Le procès d'un immigré rwandais octogénaire, accusé d'avoir menti sur son rôle dans le génocide de 1994 pour obtenir la nationalité américaine, est entré dans sa cinquième semaine lundi à Wichita (Kansas, centre) où une kyrielle de témoins a été appelée à la barre.

Publié le 23 mai 2011
AGENCE FRANCE-PRESSE

Lazare Kobagaya, 84 ans, est accusé d'avoir trompé les services de l'immigration américains et d'avoir menti sur ce qu'il faisait pendant les massacres, selon le ministère public.

S'il est reconnu coupable, M. Kobagaya risque l'expulsion des États-Unis vers le Rwanda, où, selon sa famille, il risque d'être condamné à la peine de mort par l'actuel gouvernement dirigé par des Tutsis.

À la barre, plusieurs témoins ont affirmé que l'accusé était un Hutu relativement fortuné qui avait organisé des meurtres et incité à la violence contre la minorité tutsie dans son village au sud du Rwanda.

Une femme, en larmes durant tout son témoignage, a identifié Kobagaya comme celui qui avait ordonné le meurtre de son mari et de ses trois enfants.

Un homme hutu a affirmé que Kobagaya avait organisé le meurtre de deux adolescents tutsis ainsi que l'incendie de plusieurs maisons appartenant à des familles de cette ethnie.

Les avocats de la défense ont émis des doutes sur ce témoignage, affirmant que de fausses accusations étaient parfois proférées par des personnes ayant participé au génocide en échange d'une peine de prison réduite, voire contre de l'argent.

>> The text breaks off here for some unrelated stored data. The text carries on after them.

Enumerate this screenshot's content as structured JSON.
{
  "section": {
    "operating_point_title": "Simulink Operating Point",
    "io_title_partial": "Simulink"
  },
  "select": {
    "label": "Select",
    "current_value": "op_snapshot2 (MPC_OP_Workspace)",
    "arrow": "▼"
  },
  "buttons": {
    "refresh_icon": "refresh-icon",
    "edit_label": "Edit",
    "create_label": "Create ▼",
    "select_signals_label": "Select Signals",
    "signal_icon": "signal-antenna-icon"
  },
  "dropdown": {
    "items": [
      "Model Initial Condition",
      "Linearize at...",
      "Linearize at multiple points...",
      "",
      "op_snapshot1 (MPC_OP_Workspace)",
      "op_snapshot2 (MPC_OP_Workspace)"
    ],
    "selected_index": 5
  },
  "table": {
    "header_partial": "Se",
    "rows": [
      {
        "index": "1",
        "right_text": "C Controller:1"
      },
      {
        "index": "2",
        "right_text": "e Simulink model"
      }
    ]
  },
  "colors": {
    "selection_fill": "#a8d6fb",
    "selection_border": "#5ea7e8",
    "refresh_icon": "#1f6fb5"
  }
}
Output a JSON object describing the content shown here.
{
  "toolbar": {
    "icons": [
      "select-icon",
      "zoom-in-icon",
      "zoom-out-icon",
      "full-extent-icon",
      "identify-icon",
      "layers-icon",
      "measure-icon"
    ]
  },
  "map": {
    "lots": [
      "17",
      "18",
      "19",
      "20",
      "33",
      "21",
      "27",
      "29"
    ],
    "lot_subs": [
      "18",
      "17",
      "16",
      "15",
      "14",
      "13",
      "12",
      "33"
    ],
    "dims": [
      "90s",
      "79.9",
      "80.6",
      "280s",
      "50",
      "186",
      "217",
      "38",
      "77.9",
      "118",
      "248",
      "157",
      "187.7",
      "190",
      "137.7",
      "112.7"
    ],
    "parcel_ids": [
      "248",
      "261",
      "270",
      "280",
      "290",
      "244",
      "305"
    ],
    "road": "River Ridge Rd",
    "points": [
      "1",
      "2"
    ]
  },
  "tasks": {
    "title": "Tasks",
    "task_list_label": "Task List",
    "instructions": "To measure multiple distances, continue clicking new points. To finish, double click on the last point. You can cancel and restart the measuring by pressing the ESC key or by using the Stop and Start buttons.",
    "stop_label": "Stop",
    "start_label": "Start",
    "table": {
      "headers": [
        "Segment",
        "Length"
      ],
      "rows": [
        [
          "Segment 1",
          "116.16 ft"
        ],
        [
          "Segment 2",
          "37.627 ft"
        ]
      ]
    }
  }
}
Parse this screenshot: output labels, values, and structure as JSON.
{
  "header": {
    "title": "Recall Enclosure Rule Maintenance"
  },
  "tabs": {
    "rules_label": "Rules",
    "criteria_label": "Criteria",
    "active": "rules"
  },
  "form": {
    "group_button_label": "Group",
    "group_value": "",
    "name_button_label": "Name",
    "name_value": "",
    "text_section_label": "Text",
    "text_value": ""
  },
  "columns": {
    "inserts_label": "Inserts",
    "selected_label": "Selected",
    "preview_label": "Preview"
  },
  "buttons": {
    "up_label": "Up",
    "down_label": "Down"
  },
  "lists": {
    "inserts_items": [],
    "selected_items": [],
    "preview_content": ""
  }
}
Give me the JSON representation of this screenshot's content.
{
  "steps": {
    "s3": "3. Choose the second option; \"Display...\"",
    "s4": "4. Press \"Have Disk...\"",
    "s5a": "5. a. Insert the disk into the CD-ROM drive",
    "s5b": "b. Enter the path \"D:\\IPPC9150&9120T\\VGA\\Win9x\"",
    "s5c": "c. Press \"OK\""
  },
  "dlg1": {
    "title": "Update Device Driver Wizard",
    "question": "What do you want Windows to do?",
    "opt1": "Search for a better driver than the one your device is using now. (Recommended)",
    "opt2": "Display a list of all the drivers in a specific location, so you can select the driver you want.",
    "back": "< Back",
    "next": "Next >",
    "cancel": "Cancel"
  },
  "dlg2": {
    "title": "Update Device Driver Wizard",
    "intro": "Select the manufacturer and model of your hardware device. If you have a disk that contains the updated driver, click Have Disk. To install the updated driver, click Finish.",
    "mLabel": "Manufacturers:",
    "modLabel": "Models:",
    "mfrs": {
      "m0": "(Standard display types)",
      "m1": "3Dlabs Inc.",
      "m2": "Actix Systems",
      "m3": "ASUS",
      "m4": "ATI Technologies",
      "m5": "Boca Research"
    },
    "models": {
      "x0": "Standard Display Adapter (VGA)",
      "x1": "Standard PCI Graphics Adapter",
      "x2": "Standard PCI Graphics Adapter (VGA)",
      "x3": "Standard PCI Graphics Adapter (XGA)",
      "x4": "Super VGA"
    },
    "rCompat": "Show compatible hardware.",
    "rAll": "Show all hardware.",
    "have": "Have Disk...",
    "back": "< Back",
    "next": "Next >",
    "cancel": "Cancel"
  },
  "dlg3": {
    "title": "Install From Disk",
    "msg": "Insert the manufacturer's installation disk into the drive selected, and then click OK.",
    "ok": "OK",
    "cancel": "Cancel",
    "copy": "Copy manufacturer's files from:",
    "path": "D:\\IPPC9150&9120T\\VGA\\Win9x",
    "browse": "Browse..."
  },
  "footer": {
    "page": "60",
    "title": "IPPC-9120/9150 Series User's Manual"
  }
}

La défense a présenté Lazare Kobagaya comme un père de onze enfants, allant régulièrement à l'église et ayant eu à coeur de protéger sa femme tutsie ainsi que deux autres habitants tutsis du village.

«Lorsque nous étions enfants, nos meilleurs amis étaient des Tutsis», a affirmé un des fils de l'accusé, André Kandy, lundi. «Ma fiancée était tutsie, ma mère aussi», a-t-il déclaré.

D'après les témoignages, M. Kobagaya est arrivé au Rwanda en 1972 afin de fuir l'oppression tutsie qui prévalait au Burundi, pays où il est né.

Il a émigré aux États-Unis en 1997 et obtenu sa citoyenneté près de dix ans plus tard.

Le génocide rwandais a fait entre 500 000 et 800 000 morts, selon l'ONU essentiellement des membres de la minorité tutsie.